Beatriz Williams loves writing about those who live and play on the East Coast, and with “The Summer Wives,” she continues to show the rest of us how the 1% live and how those who serve the 1% survive. “The Summer Wives” takes place on a very secluded island where the extremely wealthy spend their summers, and the descendants of Portuguese fishermen and their families serve them.
As is still the case on many of the wealthy Eastern enclaves, there are, then, the “summer people” and the villagers. The villagers live in the beach towns year round, but they make the money they need to live during the summer months when people come to enjoy the azure ocean, the blue sky, and the beach. The wealthy hobnob and the others work. And they do not usually socialize.

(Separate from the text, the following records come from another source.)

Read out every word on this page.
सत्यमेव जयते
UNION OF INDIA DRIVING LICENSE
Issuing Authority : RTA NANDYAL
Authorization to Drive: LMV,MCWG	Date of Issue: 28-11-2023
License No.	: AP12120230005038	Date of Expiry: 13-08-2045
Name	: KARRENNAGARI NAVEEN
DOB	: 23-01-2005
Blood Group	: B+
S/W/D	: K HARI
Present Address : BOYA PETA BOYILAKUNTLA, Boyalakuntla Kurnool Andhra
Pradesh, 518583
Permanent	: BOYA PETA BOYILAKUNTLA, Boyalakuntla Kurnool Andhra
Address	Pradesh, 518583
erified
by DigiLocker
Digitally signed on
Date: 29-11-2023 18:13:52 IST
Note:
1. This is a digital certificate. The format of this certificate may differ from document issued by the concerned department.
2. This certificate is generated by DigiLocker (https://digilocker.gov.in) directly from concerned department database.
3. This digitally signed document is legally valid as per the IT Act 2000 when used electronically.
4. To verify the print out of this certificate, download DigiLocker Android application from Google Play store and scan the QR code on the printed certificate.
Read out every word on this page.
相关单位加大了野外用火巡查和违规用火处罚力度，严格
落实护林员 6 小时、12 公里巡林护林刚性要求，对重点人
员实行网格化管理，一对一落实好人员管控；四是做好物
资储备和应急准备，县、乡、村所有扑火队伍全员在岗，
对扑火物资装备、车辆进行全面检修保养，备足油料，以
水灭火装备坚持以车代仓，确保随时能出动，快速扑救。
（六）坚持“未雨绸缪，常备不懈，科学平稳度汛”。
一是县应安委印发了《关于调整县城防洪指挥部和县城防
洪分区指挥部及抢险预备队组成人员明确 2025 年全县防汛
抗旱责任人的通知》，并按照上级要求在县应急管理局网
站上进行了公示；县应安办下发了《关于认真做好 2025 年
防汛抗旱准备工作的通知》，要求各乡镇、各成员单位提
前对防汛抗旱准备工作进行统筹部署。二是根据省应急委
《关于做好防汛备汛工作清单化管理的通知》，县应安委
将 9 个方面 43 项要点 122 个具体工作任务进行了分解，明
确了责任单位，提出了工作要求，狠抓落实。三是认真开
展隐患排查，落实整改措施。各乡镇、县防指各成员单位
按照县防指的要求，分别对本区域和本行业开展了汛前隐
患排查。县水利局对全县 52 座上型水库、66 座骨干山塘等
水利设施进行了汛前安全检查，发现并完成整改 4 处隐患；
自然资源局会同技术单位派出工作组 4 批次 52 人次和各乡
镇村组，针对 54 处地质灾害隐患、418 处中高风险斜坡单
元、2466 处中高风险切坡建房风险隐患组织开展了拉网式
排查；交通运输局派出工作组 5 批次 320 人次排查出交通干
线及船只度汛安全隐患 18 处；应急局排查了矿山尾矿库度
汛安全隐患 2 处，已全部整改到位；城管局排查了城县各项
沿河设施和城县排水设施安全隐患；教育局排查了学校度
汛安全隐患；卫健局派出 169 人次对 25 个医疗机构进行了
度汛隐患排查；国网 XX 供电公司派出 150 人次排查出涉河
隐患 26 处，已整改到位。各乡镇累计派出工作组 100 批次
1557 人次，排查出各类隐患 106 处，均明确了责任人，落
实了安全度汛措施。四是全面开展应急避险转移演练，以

But sometimes they do. And when the scions of the wealthy meet the children of the workers, complications can ensue. Williams writes about three different years, clearly noted as each part of the story, and its narrative, begin. In 1930, Bianca, an orphan who is sent from Portugal to Winthrop Island to live with her aunt, uncle and cousin, falls in love with Hugh Fisher. Hugh is the product of new money — too new to live on the side of the island where those with old money reside. So he lives with his family in Greyfriars on the other side of the island, where their new money becomes old money when he marries into one of the families with old wealth.
But Bianca Medeiro has fallen in love with young Hugh and he with her. Like most of the Portuguese, she is religious and believes their love is pure. But when Hugh gets her pregnant just before his wedding to blue-blood Abigail, she is forced into a marriage with a local fisherman to save her reputation and her unborn son. Her family and the others turn against her.
Then there is Miranda Schuyler, whose mother is marrying the now long-divorced Hugh. His daughter Isobel lives with him after her mother, Abigail, has married a French count and lives in Europe. Miranda and Abigail are only a year apart and become close during the summer that their parents marry. Through Isobel, Miranda meets Joseph, Bianca’s son, with whom Isobel has a very close relationship. Miranda thinks Isobel is in love with Joseph, so she hides her own feelings. But it’s soon evident that her love is reciprocated.
The story is told in alternating voices: A third person narrator telling Bianca’s story in present tense — as if the reader is living it with her, and a first person narrative by Miranda telling her story in past tense in 1951 and 1969 when she is eighteen and thirty six.
To be honest, it’s a bit confusing at first. I found myself looking back at the year to see what I was reading more than once, but once the story gets moving, the narrative becomes clearer and makes more sense.
The story builds effectively and movingly. It starts slowly, very slowly, as the reader is introduced to the setting and the characters. There are events not revealed which make readers wonder what is going to happen and what may have happened that they don’t know about yet. There are clues which are only apparent with the advantage of hindsight. But by the end of the novel, the characters and their dilemmas have been revealed, as have their choices.
It’s a compelling journey into the lives of the rich and famous just as much it’s a peek into how the rich often take advantage of those who serve them. Thoughtless, living insulated lives, the wives shop together, dine together and drink together. And boy, do they drink. With the recent revelations about the hard-partying prep schools on the East Coast, this book shows how the children of the wealthy really do drink to excess.
This book is a perfect way to celebrate the ending of summer. Read “The Summer Wives” to see not how the other half live, but how the 1% live.
Please note: This review is based on the final, hardcover book provided by William Morrow, the publisher, for review purposes.